2 minute read
SEGREGATION WALL COMES DOWN IN BALTIMORE
For more than 80 years, Morgan State University students walking down Hillen Road near the school’s entrance saw a massive red brick wall. Some thought it was a simple alley; others thought perhaps it protected a few garages. But the structure was actually a “spite wall” intended to keep Black students from venturing into a once predominantly white Baltimore neighborhood.
White Baltimore residents banded together in the late 1930s to erect the wall in response to the growing number of Black people in the area attending Morgan State, a historically Black institution. Recently, University President David Wilson, school officials and residents watched as an excavator destroyed the barrier.
“We had no choice but to tear it down,” Wilson said in an interview.

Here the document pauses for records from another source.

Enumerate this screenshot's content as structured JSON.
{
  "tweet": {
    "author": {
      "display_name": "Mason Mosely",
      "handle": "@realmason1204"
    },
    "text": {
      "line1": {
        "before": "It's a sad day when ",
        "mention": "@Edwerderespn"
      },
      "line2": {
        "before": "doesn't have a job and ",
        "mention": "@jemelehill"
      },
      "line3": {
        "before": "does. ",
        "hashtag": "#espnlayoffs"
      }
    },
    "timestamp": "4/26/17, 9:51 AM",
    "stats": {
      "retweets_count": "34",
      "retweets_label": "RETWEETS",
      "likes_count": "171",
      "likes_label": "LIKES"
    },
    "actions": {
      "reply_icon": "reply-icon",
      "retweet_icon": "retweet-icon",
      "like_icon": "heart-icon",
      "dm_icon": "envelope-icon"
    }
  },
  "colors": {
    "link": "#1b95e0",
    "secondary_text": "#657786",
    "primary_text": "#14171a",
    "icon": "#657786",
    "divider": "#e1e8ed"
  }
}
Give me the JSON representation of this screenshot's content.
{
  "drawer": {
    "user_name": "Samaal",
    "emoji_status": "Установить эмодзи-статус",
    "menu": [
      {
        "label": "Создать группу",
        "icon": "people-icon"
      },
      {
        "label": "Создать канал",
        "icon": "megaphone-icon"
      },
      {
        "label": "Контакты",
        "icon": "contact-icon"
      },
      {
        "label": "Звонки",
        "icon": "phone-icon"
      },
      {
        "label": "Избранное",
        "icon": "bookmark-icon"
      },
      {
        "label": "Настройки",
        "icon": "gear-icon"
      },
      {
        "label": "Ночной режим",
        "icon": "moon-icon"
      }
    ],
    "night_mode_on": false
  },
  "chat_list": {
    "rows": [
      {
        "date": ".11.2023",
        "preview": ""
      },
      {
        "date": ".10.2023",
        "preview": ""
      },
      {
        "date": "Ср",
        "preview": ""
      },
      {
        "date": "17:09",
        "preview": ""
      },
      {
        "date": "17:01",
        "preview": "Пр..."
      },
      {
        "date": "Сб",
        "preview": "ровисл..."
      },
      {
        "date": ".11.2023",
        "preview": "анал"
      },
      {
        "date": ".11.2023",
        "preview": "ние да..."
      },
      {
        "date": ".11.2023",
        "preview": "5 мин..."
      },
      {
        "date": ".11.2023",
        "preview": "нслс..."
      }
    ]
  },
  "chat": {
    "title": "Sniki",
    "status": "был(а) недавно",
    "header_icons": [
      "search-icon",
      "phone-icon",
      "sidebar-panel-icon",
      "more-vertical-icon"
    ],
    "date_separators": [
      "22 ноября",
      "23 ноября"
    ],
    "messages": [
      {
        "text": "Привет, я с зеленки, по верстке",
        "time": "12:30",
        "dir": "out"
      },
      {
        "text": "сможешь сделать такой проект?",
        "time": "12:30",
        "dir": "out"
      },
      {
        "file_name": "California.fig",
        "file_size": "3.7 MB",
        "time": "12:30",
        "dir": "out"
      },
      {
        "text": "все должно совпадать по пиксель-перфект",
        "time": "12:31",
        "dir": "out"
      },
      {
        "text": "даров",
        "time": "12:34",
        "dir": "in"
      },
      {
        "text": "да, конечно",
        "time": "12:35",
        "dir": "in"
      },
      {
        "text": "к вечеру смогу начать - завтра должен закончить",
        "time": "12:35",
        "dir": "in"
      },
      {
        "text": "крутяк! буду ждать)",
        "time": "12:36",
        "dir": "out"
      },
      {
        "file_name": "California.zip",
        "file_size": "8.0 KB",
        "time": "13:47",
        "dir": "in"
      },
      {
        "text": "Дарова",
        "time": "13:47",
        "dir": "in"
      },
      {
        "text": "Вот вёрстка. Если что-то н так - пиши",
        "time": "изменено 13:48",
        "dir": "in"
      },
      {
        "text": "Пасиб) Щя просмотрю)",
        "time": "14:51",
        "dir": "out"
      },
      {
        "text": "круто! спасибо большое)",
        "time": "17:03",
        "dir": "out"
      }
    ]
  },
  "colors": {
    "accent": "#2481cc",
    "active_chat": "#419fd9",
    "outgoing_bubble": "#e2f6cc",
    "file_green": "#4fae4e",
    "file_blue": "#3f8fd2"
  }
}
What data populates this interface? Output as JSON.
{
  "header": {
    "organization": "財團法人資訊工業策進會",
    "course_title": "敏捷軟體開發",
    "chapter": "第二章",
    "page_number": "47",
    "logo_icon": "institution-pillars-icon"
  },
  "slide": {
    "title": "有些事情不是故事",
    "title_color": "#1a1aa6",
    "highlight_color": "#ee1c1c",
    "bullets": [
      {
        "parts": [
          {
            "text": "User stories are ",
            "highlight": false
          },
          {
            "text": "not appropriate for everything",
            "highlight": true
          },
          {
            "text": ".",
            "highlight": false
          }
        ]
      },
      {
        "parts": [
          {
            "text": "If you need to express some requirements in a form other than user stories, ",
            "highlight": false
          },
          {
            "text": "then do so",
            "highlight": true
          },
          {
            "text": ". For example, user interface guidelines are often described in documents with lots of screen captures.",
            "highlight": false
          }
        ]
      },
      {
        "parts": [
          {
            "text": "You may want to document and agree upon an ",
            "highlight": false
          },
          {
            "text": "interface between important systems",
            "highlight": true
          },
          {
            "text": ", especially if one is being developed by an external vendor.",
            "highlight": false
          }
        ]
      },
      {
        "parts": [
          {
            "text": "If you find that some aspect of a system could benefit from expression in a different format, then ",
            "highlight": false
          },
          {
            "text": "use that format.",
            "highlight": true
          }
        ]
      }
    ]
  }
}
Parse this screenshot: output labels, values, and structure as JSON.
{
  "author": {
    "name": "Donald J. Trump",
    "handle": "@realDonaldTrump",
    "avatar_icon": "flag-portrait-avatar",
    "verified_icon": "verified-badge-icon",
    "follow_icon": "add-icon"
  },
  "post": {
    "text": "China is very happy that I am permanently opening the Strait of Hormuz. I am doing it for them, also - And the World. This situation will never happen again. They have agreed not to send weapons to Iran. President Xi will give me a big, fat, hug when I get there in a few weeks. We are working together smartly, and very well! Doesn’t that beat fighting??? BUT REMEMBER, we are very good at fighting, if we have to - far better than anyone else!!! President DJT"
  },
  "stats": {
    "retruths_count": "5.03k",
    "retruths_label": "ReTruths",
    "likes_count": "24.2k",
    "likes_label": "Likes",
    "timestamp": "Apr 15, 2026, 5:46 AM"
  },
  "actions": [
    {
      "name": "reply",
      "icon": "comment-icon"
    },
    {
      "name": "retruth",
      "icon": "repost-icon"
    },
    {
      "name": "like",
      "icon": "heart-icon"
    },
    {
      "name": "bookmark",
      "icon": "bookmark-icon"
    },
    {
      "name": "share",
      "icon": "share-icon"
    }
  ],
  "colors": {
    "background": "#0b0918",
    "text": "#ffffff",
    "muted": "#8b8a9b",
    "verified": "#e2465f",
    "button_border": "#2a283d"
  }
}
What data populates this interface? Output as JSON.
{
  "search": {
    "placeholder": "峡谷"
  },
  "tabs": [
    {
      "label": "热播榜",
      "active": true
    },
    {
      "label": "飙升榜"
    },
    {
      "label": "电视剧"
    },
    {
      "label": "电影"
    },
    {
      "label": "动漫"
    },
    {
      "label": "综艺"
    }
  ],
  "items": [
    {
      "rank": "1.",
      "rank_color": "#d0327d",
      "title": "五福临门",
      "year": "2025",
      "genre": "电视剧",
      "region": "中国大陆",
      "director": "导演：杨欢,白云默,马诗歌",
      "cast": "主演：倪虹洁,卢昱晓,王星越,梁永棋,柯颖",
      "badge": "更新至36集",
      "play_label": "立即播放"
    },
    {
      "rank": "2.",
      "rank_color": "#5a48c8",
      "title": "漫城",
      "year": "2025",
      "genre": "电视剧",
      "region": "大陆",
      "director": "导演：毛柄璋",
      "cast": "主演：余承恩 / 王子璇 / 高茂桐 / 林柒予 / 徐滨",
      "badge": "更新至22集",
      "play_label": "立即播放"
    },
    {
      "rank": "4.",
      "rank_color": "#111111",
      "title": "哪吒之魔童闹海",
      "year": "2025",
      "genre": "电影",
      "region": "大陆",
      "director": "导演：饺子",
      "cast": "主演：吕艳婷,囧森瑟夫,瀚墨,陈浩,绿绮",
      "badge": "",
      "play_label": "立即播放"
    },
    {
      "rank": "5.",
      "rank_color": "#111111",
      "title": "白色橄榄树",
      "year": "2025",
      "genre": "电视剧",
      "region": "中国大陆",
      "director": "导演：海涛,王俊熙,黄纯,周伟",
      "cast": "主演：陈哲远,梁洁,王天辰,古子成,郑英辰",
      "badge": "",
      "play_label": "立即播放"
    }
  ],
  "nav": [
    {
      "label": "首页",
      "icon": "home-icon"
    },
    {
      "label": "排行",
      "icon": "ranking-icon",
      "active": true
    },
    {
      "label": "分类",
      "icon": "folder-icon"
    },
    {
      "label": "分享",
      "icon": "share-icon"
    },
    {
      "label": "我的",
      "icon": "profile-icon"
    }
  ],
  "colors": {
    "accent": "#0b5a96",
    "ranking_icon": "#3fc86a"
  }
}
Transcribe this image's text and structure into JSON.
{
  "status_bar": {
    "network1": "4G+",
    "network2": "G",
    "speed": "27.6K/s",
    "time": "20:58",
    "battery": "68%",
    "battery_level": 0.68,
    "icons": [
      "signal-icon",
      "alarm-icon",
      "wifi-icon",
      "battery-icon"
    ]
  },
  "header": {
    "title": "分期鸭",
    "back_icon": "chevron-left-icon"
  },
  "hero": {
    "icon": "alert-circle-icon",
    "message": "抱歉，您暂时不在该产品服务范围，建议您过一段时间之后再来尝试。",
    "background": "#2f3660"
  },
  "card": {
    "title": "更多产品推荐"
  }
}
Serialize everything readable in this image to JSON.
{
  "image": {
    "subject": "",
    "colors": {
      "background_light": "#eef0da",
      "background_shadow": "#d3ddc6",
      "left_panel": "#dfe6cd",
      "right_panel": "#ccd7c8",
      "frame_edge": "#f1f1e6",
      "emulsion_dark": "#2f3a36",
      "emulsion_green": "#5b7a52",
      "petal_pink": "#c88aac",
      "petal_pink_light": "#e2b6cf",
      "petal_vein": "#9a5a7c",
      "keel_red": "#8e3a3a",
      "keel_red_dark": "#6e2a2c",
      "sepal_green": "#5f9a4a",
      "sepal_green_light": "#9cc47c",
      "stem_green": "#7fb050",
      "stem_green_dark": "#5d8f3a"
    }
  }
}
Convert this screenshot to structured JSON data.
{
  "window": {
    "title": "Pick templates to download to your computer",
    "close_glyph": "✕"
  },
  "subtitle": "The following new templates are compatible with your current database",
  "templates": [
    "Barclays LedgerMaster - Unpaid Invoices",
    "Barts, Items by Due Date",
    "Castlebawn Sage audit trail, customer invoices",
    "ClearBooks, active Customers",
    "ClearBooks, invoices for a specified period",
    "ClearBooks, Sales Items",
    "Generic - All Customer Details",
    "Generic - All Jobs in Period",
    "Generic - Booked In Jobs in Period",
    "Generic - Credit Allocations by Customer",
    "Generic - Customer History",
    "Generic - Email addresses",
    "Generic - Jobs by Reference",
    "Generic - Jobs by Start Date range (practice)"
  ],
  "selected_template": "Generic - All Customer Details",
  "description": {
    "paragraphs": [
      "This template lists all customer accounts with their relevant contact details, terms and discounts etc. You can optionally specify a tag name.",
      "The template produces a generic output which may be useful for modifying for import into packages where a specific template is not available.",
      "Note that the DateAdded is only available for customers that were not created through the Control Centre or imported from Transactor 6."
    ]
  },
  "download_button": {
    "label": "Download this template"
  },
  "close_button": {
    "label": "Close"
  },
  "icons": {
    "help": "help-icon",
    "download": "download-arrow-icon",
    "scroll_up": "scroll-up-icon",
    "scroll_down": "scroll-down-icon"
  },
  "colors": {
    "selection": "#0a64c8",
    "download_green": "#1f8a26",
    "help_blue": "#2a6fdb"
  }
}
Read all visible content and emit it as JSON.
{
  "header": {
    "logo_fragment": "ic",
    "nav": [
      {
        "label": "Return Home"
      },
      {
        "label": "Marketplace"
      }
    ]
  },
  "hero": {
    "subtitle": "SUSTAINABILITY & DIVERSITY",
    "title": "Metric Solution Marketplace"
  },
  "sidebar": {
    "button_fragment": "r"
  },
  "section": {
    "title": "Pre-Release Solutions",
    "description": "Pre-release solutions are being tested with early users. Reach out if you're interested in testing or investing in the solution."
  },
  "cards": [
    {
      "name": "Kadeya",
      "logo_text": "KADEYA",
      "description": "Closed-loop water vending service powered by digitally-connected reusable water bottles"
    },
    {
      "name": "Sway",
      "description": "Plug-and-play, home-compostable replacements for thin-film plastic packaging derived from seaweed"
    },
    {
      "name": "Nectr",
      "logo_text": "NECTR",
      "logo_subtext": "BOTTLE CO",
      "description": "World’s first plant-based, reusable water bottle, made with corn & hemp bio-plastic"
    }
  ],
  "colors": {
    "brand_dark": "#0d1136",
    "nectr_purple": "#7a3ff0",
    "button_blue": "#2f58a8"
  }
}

“We couldn’t have this symbol of hate staring down every single day. This was an easy decision for us. It was time for us to tear down that hate.”
The wall was built along Hillen Road in front of the school’s entrance and stretching past Northwood Shopping Center in the early 1940s after years of debate and opposition. Residents and neighborhood associations in the predominantly white city already had qualms with the school when it moved to its current location in 1917, Wilson said. The state’s decision to change what was then Morgan College from a private institution into a public one in 1939 to help Black people only “exacerbated” the racial strife, Wilson said. It happened as Baltimore began to adopt restrictive racial covenants limiting where Black people could live — Baltimore was among the first cities to adopt such practices. The Baltimore Afro-American newspaper published articles chronicling the debate: College trustees called plans for the wall “discriminatory to Morgan College,” while Morris Macht, part of one of Maryland’s largest residential building companies at the time, denied that it had anything to do with race. Ultimately, a zoning board approved the wall, and construction began in 1942, according to the AfroAmerican
“For the white community, this spite wall was to send a signal and to physically create a divider that would symbolize the segregation that they stood for,” said Dale Green, a professor and architectural historian at Morgan State “They were not supportive of the integration of African Americans into the greater society. The wall was to fortify the whites from the Blacks.”
The barrier remained for decades, even as Morgan State students fought for civil rights in the 1960s, staging one of the nation’s first antisegregation sit-ins at the Northwood Shopping Center across the street from the campus.
Destroying the wall is part of a major reconstruction and expansion at the university called “Morgan Momentum,” said Cheryl Stewart, a spokeswoman for Morgan State So, she said, now is a great time to “remove the wall so we can continue to build and move forward.”
Over time, the history of the wall faded into obscurity, its original intent known only by a few. But Wilson said the university doesn’t plan to ignore the past now that the wall is gone. Instead, he said, officials plan to keep a small part of the wall in place as a historical marker where students can learn about its dark history.